Digital Calibration of Wide Bandwidth Open-Loop Phase Modulator

摘要

The rapid rise in demand for high data rates has led to communication standards like LTE that use signals with wide signal bandwidth and high peak-to-average power ratio. Since, total power consumption is largely determined by the efficiency of the power amplifier used, high efficiency architectures like polar and out-phasing, are preferable for future transmitter designs. Such architectures require a phase modulator (PM) as one of their key building blocks. The recent developments in phase modulator design have demonstrated superior wide-bandwidth performance of open loop modulation techniques. However, currently the resolution is limited by systematic errors inherent in the phase modulator circuit and random errors due to inevitable component mismatches.;In this dissertation, a phase-interpolator based open-loop phase modulator is proposed, which leverages a digital calibration technique to mitigate the sources of phase errors and achieves excellent phase resolution. At the heart of this technique, a time-to-digital converter performs high resolution measurement of phase errors of the phase modulator. These measurements are used to continuously pre-distort the modulation data, so that the linearity of the overall transfer function is enhanced, thereby resulting in low out-of-band emission and low in-band noise. A prototype IC was implemented in 0.13 mum CMOS process.
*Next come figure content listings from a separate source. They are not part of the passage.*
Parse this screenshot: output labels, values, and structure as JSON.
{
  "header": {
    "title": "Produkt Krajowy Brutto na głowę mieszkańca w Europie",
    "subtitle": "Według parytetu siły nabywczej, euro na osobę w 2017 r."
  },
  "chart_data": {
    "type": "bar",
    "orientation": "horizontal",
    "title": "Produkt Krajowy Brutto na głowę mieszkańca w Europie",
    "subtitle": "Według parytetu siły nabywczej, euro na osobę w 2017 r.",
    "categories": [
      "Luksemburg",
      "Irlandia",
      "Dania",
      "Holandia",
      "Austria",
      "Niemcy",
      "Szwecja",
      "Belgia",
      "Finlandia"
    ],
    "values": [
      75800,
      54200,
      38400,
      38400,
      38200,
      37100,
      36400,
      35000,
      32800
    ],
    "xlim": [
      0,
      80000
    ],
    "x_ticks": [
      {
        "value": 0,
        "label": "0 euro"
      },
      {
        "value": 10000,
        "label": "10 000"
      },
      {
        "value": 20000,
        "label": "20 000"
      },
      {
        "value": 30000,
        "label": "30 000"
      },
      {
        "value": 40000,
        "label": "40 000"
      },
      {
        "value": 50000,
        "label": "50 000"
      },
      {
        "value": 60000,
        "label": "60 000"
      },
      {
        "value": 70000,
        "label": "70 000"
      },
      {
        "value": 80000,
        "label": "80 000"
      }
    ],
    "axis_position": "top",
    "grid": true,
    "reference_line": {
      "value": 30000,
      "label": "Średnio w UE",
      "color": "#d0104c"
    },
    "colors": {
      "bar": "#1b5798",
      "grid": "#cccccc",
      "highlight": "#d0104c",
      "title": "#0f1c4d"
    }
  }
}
Measurements on the prototype show that out-of-band quantization noise is 56-dB lower than the signal when transmitting 20-Mb/s GFSK signal and the r.m.s. error is only 3.2%. The power consumption of the phase modulator is 18 mW. Since the IC was implemented in 0.13 mum CMOS process, the power is expected to reduce a lot, if it is implemented in finer process nodes. The dissertation also presents theory and measurement results on frequency synthesis using the open-loop phase modulator. New frequency can be synthesized with very fine frequency step size, by applying a digital phase ramp to the phase modulator. However, the non-linearity of the phase modulator results in strong spurious tones. Digital compensation is proposed to mitigate these spurs, and generate multiple low-jitter clocks.